Building A Simple Data Pipeline Part 1: Your First Sync

A Pansynchro data pipeline has three major components: a reader that ingests the data from the source, a writer that loads it into the destination, and a data dictionary that describes the data to be synced. All three can be set up using our simple scripting system, known as PanSQL.

Before writing any PanSQL scripts, you’ll need three things set up:

  1. A source database with data in it.
  2. A destination database with the same schema as your source database. This should be empty.
  3. The .NET 8 SDK needs to be installed on your computer. (Don’t worry, you don’t need to know how to program in .NET to use PanSQL, but the script system does use .NET under the hood. Go ahead and install it if you don’t already have it.)

The first thing to do is to prepare the data dictionary, as it needs to be ready before setting up the reader or the writer. You can get started by copying the following code block into your text editor of choice:

open myInput as <TYPE> for analyze with '<CONNECTION STRING>'
analyze myInput as myDataDict
save myDataDict to '\Pansynchro\DataDictionary.pansync'

Where it says <TYPE>, replace it with the name of your database type for your source database. Pansynchro currently supports the following databases (type name on the left):

Firebird   -- Firebird (server or embedded)
MSSQL      -- Microsoft SQL Server
MySql      -- MySql and MySql-compatible databases such as MariaDB
Postgres   -- PostgreSQL
Snowflake  -- Snowflake data cloud
Sqlite     -- SQLite database files

Likewise, replace <CONNECTION STRING> with the ADO.NET database connection string for the database type in question. The exact format of the connection strings differs from one database to another, but you should be able to find help for how to build one at connectionstrings.com. (Be aware that, if you’re using PostgreSQL, the “Npgsql” style connection string is required.) The connection string should be written inside of ‘single quotes’, just like a string in a SQL script.

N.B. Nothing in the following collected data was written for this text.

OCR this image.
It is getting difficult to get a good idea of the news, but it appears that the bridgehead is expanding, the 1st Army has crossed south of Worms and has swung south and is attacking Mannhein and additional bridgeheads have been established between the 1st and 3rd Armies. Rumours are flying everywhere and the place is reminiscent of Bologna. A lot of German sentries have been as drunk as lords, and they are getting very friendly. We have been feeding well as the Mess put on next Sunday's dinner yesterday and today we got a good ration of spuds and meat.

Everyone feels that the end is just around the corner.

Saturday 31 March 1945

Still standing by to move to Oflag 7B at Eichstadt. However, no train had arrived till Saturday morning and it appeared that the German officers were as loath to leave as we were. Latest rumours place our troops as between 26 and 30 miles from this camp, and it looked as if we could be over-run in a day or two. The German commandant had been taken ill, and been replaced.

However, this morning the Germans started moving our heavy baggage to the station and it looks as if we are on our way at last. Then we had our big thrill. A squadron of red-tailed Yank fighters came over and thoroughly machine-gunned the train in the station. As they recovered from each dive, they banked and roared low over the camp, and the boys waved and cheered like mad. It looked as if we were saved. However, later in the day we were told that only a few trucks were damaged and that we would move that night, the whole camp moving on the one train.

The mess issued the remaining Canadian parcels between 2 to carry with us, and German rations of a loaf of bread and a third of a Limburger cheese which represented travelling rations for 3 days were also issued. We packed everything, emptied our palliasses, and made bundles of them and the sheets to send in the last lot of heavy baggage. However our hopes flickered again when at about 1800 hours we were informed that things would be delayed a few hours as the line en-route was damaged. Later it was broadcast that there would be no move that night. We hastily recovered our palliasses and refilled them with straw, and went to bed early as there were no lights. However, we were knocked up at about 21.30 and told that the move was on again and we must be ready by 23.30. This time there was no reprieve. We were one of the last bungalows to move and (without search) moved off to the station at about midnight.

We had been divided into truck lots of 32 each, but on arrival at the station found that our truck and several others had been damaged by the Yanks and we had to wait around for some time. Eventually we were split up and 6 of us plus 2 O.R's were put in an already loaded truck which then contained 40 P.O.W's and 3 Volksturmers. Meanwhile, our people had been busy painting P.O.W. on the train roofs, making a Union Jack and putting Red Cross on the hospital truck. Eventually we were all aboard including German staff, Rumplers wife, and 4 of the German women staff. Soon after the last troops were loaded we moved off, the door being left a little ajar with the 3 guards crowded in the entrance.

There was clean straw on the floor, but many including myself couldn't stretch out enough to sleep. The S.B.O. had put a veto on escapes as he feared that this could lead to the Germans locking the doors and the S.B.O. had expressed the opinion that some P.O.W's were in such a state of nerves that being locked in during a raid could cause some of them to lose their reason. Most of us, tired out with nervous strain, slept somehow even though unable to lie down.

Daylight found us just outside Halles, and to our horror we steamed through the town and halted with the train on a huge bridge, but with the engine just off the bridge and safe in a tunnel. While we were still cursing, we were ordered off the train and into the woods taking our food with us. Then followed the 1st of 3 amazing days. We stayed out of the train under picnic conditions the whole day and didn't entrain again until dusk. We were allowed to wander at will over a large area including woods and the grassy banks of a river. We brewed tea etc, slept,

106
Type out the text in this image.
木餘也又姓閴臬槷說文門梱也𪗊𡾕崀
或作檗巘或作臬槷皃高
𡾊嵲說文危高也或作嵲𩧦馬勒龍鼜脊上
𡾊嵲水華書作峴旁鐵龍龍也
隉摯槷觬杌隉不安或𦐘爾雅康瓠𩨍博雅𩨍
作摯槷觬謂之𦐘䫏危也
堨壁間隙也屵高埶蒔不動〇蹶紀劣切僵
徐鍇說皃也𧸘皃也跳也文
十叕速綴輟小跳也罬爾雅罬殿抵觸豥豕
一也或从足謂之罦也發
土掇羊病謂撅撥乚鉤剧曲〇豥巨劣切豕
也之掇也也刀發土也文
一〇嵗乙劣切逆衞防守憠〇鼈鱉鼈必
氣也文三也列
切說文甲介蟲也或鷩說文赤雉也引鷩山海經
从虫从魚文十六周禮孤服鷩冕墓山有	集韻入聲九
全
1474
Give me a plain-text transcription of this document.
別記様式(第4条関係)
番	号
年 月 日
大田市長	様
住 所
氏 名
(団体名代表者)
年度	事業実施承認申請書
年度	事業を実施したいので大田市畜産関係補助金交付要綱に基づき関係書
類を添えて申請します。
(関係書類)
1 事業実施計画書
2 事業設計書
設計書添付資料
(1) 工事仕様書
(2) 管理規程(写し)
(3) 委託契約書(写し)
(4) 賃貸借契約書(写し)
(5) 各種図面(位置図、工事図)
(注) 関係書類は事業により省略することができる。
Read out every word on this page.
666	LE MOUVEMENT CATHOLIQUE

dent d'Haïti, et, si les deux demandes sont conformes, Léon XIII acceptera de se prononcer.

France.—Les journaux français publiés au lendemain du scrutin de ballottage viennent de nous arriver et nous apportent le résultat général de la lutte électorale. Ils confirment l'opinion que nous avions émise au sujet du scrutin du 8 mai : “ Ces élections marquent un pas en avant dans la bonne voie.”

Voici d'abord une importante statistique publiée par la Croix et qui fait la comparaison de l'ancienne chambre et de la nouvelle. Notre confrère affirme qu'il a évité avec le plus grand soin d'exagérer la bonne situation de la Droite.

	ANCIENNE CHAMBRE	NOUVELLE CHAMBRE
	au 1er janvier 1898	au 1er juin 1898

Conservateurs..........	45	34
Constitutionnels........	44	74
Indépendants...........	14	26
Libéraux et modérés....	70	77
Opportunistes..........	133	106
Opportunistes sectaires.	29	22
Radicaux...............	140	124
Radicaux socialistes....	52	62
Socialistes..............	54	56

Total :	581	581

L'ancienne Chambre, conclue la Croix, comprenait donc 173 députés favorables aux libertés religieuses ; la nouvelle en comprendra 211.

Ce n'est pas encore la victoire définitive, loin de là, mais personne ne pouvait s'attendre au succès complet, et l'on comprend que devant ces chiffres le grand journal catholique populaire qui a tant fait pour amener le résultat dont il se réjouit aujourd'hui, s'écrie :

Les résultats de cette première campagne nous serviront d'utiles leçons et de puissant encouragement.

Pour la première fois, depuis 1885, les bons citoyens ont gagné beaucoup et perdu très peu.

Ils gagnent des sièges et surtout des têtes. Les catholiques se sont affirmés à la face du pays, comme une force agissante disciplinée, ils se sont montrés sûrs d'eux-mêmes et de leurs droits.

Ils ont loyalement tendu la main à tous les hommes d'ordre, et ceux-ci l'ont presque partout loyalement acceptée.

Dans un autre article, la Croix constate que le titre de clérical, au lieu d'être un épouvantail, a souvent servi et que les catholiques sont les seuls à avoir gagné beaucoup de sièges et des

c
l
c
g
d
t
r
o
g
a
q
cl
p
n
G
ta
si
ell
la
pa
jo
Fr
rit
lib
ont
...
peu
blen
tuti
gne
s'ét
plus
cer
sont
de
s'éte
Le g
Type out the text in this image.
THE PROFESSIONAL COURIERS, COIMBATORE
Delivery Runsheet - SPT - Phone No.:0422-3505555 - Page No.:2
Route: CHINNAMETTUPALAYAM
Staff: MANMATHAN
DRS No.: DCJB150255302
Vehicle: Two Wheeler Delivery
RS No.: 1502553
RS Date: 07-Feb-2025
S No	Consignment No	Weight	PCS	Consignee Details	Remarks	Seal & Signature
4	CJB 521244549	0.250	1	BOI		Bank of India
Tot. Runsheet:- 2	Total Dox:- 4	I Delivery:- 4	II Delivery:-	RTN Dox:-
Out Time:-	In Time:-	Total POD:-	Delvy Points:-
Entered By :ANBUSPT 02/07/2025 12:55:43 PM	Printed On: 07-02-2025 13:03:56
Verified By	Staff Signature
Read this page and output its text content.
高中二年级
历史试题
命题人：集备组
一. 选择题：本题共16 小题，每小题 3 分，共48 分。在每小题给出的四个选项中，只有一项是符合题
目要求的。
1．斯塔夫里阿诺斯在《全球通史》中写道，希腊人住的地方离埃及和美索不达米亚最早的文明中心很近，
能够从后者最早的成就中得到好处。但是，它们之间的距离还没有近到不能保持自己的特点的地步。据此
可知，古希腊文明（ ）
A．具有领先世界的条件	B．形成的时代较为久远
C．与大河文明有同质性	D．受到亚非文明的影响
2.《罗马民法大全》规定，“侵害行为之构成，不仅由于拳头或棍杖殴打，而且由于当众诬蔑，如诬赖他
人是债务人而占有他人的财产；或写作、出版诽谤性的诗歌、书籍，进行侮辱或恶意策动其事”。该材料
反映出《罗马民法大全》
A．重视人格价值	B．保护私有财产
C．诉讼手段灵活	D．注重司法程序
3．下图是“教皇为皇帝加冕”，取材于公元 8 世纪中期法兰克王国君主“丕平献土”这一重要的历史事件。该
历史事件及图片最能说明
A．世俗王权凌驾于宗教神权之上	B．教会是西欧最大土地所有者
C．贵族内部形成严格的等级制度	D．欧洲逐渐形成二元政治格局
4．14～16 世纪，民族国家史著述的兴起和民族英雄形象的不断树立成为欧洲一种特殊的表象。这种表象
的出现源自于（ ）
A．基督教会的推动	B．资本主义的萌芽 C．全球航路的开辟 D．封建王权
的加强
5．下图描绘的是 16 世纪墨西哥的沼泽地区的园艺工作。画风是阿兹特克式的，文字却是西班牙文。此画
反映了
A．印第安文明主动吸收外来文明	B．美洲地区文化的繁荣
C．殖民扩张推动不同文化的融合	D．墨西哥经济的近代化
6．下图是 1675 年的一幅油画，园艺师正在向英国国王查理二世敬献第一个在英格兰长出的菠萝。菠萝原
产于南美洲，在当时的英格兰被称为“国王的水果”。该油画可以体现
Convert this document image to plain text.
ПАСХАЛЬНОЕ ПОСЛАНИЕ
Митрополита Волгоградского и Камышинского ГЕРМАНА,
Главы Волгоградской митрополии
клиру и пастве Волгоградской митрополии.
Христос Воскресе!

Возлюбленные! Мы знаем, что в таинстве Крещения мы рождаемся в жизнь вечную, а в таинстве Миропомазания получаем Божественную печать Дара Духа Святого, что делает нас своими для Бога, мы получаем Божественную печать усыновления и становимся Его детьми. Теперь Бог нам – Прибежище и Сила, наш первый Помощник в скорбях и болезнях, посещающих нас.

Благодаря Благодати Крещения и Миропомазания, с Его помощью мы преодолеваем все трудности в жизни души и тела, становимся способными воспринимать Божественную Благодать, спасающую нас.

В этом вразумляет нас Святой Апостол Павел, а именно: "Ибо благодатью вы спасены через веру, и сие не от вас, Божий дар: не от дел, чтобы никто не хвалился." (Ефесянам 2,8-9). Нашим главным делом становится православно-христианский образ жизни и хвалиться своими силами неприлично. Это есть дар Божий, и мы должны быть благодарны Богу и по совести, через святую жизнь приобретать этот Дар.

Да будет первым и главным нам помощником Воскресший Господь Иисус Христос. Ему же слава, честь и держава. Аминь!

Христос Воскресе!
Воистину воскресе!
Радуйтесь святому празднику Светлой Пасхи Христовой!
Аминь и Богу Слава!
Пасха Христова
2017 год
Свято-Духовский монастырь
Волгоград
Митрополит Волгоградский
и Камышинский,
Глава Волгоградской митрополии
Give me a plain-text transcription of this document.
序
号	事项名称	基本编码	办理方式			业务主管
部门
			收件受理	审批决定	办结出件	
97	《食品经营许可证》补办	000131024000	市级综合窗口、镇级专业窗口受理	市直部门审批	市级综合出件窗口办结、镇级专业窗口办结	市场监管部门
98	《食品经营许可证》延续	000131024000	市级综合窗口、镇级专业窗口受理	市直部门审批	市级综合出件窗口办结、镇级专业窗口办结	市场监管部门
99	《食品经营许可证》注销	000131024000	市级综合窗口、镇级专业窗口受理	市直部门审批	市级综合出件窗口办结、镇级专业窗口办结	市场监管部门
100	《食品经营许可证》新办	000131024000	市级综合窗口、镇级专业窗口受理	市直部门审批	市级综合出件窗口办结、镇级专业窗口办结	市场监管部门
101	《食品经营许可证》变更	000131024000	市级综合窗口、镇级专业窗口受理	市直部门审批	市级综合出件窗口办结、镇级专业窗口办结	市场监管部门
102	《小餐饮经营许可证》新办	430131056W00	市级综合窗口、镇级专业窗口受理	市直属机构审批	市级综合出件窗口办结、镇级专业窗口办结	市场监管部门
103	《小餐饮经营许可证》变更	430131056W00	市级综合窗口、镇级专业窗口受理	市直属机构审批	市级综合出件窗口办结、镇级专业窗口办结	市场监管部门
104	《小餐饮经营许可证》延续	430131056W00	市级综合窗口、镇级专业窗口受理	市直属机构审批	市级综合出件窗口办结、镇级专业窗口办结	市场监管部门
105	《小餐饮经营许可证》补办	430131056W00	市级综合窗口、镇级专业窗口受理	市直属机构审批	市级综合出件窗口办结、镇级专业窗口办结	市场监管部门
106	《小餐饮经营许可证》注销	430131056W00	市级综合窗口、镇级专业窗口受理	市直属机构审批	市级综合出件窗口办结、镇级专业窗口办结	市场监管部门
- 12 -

This script is pretty straightforward:

  1. It opens a database connection for analyze, meaning that it connects an analyzer to the database rather than a reader or a writer, and names the connection myInput.
  2. It runs the analyze command on myInput, producing a data dictionary named myDataDict. The data dictionary contains information about the structure of your database.
  3. It saves the data dictionary to the specified filename.

Once you have the script ready, save it in a new folder called Pansynchro, as analyze.pansql. Now that you have the script set up, it’s time to build it. Go ahead and grab the latest PanSQL release from GitHub, and unzip it on your computer. Once you have the PanSQL executable unzipped to some place, open a command prompt in that folder and tell it to run the PanSQL executable on your scripts. Assuming you put your scripts in a folder called Pansynchro, at the root of your drive, it would look like this:

Windows PowerShell: .\PanSQL.exe C:\Pansynchro\analyze.pansql
Bash: ./PanSQL /Pansynchro/analyze.pansql

This will compile the script into .NET code for you, then build the code into a functioning executable, which it should place under the Build subdirectory. Go ahead and run the analyzer executable. It should very quickly analyze your database, then drop the data dictionary file in the specified location.

Now let’s write the sync script. Open a new text file. This one should look like this:

load myDataDict from '\Pansynchro\DataDictionary.pansync'
open myInput as <TYPE> for read with myDataDict, '<CONNECTION STRING>'
open myOutput as <TYPE> for write with myDataDict, '<CONNECTION STRING>'
sync myInput to myOutput

Again, substitute in types and connection strings as appropriate. The source and destination databases should have identical schemas. (For the moment. We’ll get into transformations a bit later on.) Like the first script, this is very straightforward:

  1. Load the data dictionary produced by the Analyze script into a variable in memory.
  2. Open a connection to the source database. This one is opened for read, designating it as a reader. Unlike the analyzer connection, this requires a data dictionary as well as the connection string.
  3. Open a connection to the destination database, designated for write. This works just like the reader.
  4. The final line does exactly what it says: performs the sync from the reader to the writer.

Save the script alongside the Analyze script, as sync.pansql. This script assumes that both your source and destination databases are local; it’s not likely to give the best performance if you want to send lots of data across the Internet. We’ll get to that later on; right now we’re just looking at how to write a PanSQL script. Run the PanSQL executable again, but this time use *.pansql for the filename. It will build all of your PanSQL scripts into their own projects and drop them in the Build subdirectory.

Once you have the sync executable built, run it. And… that’s it. Sit back and relax while Pansynchro makes a copy of your database. Not bad for just seven lines of script code, huh? Of course, this isn’t doing all that much yet. In the next tutorial we’ll look into copying data across a network connection.

(NOTE: It’s important to build and run the Analyze script before trying to build the sync script. The load command in the sync script will actually load the data dictionary into the script compiler to verify your data — this is important later on when you start writing transformations — and if the data dictionary is not present, the build will fail with an error.)